When visiting the island and surrounding regions keep in mind that its location close to the equator means that temperatures can often get so high that being aware of sunstroke and strong UV rays is a necessity. Be sure to pack plenty of light cotton clothing as the humidity in the height of the wet summer season can be somewhat oppressive at times.

Take the conditions on Port Louis as a fairly good indicator of what the yearly conditions are like on the island as a whole, though they are more representative on the conditions of the lower lying levels as at higher elevations conditions will vary. Port Louis sees its highest temperatures throughout December to April where daily highs sit at about 29°C to 30°C and minimums very rarely fall below 23°C. Throughout the entirety of the year the average hours of daily sunlight measures 7 to 9 hours per day with October to December seeing the most hours of daily sunlight.

As previously mentioned the 'summer months' are the wet season, so average precipitation is the highest during this period, with January to March seeing in excess of 200mm for the month and rain well fall on about 11 to 12 days in the month.

On the island as a whole the south and south east coasts are exposed to the prevailing south easterly trade winds, so these coasts receive almost twice as much rain as the coast that Port Louis lies on.
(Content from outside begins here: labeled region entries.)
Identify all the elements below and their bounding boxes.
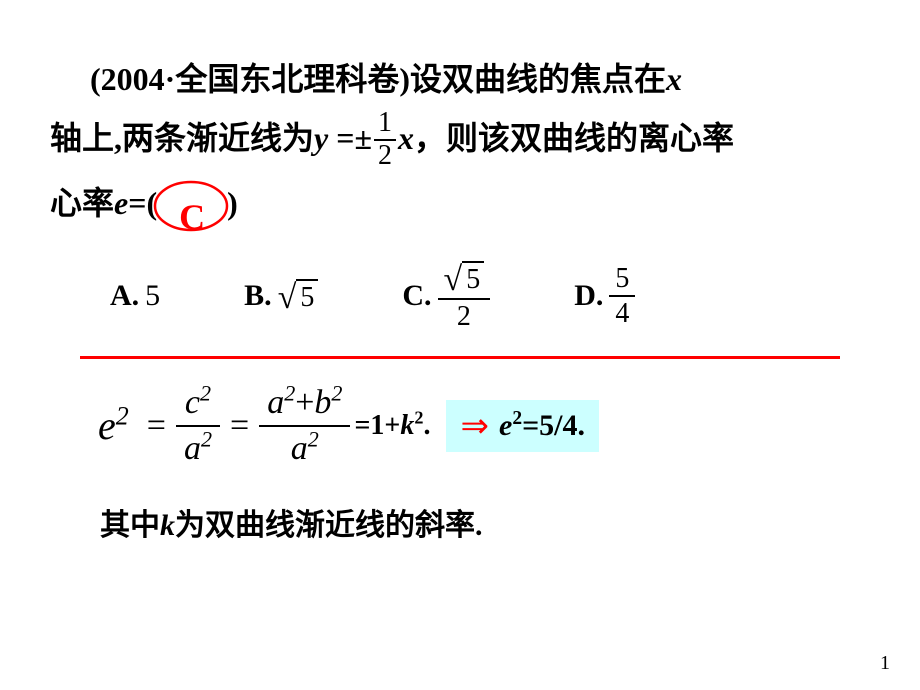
page-number: 1	[880, 652, 890, 675]
radical-icon: √	[278, 281, 297, 315]
note-1: 其中	[100, 509, 160, 542]
answer-letter: C	[157, 184, 227, 251]
radical-icon: √	[444, 263, 463, 297]
option-c: C. √5 2	[402, 259, 490, 334]
stem-5a: 心率	[50, 185, 114, 221]
option-a-value: 5	[145, 279, 160, 313]
option-a-label: A.	[110, 279, 139, 313]
stem-2: 轴上,两条渐近线为	[50, 120, 314, 156]
eq-sign-1: =	[147, 407, 166, 445]
eq-frac-1: c2 a2	[176, 381, 220, 470]
eq-lhs: e2	[98, 402, 129, 449]
result-text: e2=5/4.	[499, 409, 585, 443]
var-x2: x	[398, 120, 414, 156]
option-b-label: B.	[244, 279, 272, 313]
option-d-label: D.	[574, 279, 603, 313]
result-highlight: ⇒ e2=5/4.	[446, 400, 599, 452]
option-d-frac: 5 4	[609, 262, 635, 331]
stem-4: ，则该双曲线的离心率	[414, 120, 734, 156]
option-c-frac: √5 2	[438, 259, 491, 334]
note-var: k	[160, 509, 175, 542]
option-b-sqrt: √5	[278, 279, 319, 315]
slide-content: (2004·全国东北理科卷)设双曲线的焦点在x 轴上,两条渐近线为y =±12x…	[0, 0, 920, 544]
stem-3: =±	[328, 120, 372, 156]
var-x: x	[666, 61, 682, 97]
option-b: B. √5	[244, 279, 318, 315]
question-text: (2004·全国东北理科卷)设双曲线的焦点在x 轴上,两条渐近线为y =±12x…	[50, 50, 870, 233]
divider-line	[80, 356, 840, 359]
options-row: A. 5 B. √5 C. √5 2 D. 5 4	[50, 259, 870, 334]
arrow-icon: ⇒	[460, 406, 489, 446]
var-e: e	[114, 185, 128, 221]
fraction-half: 12	[374, 108, 396, 172]
eq-sign-2: =	[230, 407, 249, 445]
stem-1: 设双曲线的焦点在	[410, 61, 666, 97]
note-text: 其中k为双曲线渐近线的斜率.	[50, 500, 870, 544]
option-a: A. 5	[110, 279, 160, 313]
solution-equation: e2 = c2 a2 = a2+b2 a2 =1+k2. ⇒ e2=5/4.	[50, 381, 870, 470]
option-d: D. 5 4	[574, 262, 635, 331]
option-c-label: C.	[402, 279, 431, 313]
source-label: (2004·全国东北理科卷)	[90, 61, 410, 97]
var-y: y	[314, 120, 328, 156]
note-2: 为双曲线渐近线的斜率.	[175, 509, 483, 542]
eq-tail: =1+k2.	[354, 410, 430, 442]
eq-frac-2: a2+b2 a2	[259, 381, 350, 470]
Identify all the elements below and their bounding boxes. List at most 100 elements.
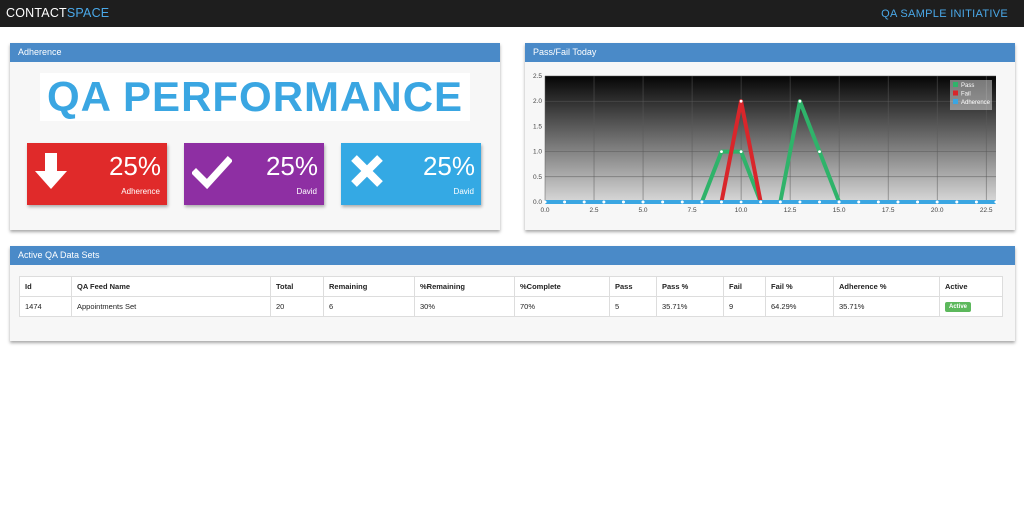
cell-pass: 5	[609, 296, 657, 317]
cell-adherence-pct: 35.71%	[833, 296, 940, 317]
cell-fail-pct: 64.29%	[765, 296, 834, 317]
data-point-adherence[interactable]	[602, 200, 606, 204]
data-point-adherence[interactable]	[720, 200, 723, 204]
col-header[interactable]: Active	[939, 276, 1003, 297]
x-tick-label: 15.0	[833, 207, 846, 214]
legend-swatch	[953, 99, 958, 104]
col-header[interactable]: Id	[19, 276, 72, 297]
arrow-down-icon	[35, 153, 67, 189]
col-header[interactable]: Pass %	[656, 276, 724, 297]
legend-label: Adherence	[961, 100, 991, 106]
data-point-adherence[interactable]	[935, 200, 939, 204]
cell-active: Active	[939, 296, 1003, 317]
adherence-panel: Adherence QA PERFORMANCE 25% Adherence 2…	[10, 43, 500, 230]
col-header[interactable]: Fail	[723, 276, 766, 297]
y-tick-label: 1.5	[533, 123, 542, 130]
col-header[interactable]: Fail %	[765, 276, 834, 297]
cell-feed-name: Appointments Set	[71, 296, 271, 317]
active-badge[interactable]: Active	[945, 302, 972, 312]
data-point-adherence[interactable]	[974, 200, 978, 204]
cell-total: 20	[270, 296, 324, 317]
x-tick-label: 7.5	[688, 207, 697, 214]
table-row[interactable]: 1474 Appointments Set 20 6 30% 70% 5 35.…	[19, 296, 1003, 317]
data-point-adherence[interactable]	[759, 200, 763, 204]
cell-pass-pct: 35.71%	[656, 296, 724, 317]
col-header[interactable]: QA Feed Name	[71, 276, 271, 297]
cell-id: 1474	[19, 296, 72, 317]
data-point-adherence[interactable]	[563, 200, 567, 204]
data-point-adherence[interactable]	[837, 200, 841, 204]
x-tick-label: 2.5	[589, 207, 598, 214]
stat-card-fail: 25% David	[341, 143, 481, 205]
pass-fail-panel-title: Pass/Fail Today	[525, 43, 1015, 62]
data-point-adherence[interactable]	[876, 200, 880, 204]
stat-value: 25%	[265, 151, 318, 181]
stat-label: David	[296, 187, 317, 196]
x-tick-label: 17.5	[882, 207, 895, 214]
data-point-adherence[interactable]	[622, 200, 625, 204]
table-header-row: Id QA Feed Name Total Remaining %Remaini…	[19, 276, 1003, 297]
y-tick-label: 0.0	[533, 199, 542, 206]
data-point-pass[interactable]	[798, 99, 802, 103]
data-point-adherence[interactable]	[896, 200, 900, 204]
data-point-pass[interactable]	[818, 150, 821, 153]
y-tick-label: 2.0	[533, 98, 542, 105]
y-tick-label: 0.5	[533, 174, 542, 181]
stat-value: 25%	[422, 151, 475, 181]
data-point-adherence[interactable]	[916, 200, 919, 204]
col-header[interactable]: Pass	[609, 276, 657, 297]
legend-swatch	[953, 82, 958, 87]
data-point-adherence[interactable]	[680, 200, 684, 204]
stat-label: Adherence	[121, 187, 160, 196]
x-tick-label: 22.5	[980, 207, 993, 214]
data-point-adherence[interactable]	[543, 200, 547, 204]
data-point-pass[interactable]	[739, 150, 743, 153]
data-point-adherence[interactable]	[955, 200, 959, 204]
stat-value: 25%	[108, 151, 161, 181]
data-point-pass[interactable]	[720, 150, 723, 153]
stat-card-pass: 25% David	[184, 143, 324, 205]
x-tick-label: 12.5	[784, 207, 797, 214]
col-header[interactable]: Total	[270, 276, 324, 297]
top-bar: CONTACTSPACE QA SAMPLE INITIATIVE	[0, 0, 1024, 27]
brand-part2: SPACE	[66, 6, 110, 20]
cell-pct-remaining: 30%	[414, 296, 515, 317]
data-point-adherence[interactable]	[857, 200, 861, 204]
pass-fail-chart[interactable]: 0.0 2.5 5.0 7.5 10.0 12.5 15.0 17.5 20.0 22.5 0.0 0…	[525, 62, 1015, 230]
col-header[interactable]: Adherence %	[833, 276, 940, 297]
data-point-adherence[interactable]	[739, 200, 743, 204]
cell-pct-complete: 70%	[514, 296, 610, 317]
checkmark-icon	[192, 156, 232, 190]
brand-logo[interactable]: CONTACTSPACE	[6, 6, 109, 20]
x-tick-label: 5.0	[639, 207, 648, 214]
x-tick-label: 10.0	[735, 207, 748, 214]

So in terms of rainfall Port Louis is a good spot to pick if travelling during the wet season because it receives the least rain of anywhere else on the island and the rainfall isn't as torrential- at higher altitudes the rain that falls is strong and heavy.

Mauritius is seemingly devoid of off peak and on peak seasons, because it is a pretty desirable location at any time of the year. Though the Christmas-New Year period is generally much busier than any other time of the year. Also keep in mind that August is when the French school holidays occur so the island does get slightly busier during this time and prices may be hiked to peak season levels.

Mauritius doesn't really have high and low seasons. The situation is more dependent on outside factors (such as the French school holidays, which cause a big increase in demand and prices in August).

Weather Hazards

The period, particularly from November to April is when the island is subject to tropical hurricanes, so keep this in mind if visiting during this time. 1994 and 2002 have been the two worst cyclones in recent years when cyclone Hollanda (94) and Dina ravaged the island.

In 1994 on February 10th the cyclone Hollanda struck Mauritius with winds of up to 100mph. Hollanda destroyed and severely damaged 450 homes, which left 1500 people homeless. High winds left half of the island without power and nearly half of the island's sugar crops were destroyed. Overall, it was estimated that Hollanda caused $135 million in damage and killed two people.

To make things worse about a week after the cyclone struck, Cyclone Ivy hit the island, although to a lesser degree. The freak cyclone caused a large amount of rainfall, with over 741mm of rainfall recorded at Grand Coude.

On December 26th, 2004, 14 countries in Southeast Asia and Southern Africa were devastated by the Sumatra Tsunami, killing over 230,000 people. The tsunami was caused by a 9.0 magnitude earthquake, which created waves up to 30 metres high.

However, when the waves eventually reached Mauritius at approximately 13:00pm they significantly reduced in size and strength, therefore causing little damage to the island, although Cap Malheureux Beach located in the north of Mauritius was submerged with sea water for nearly three hours.

The Sumatra-Andaman earthquake was recorded as the third largest earthquake to ever occur in history, so Mauritius was extremely lucky to escape with hardly any damage.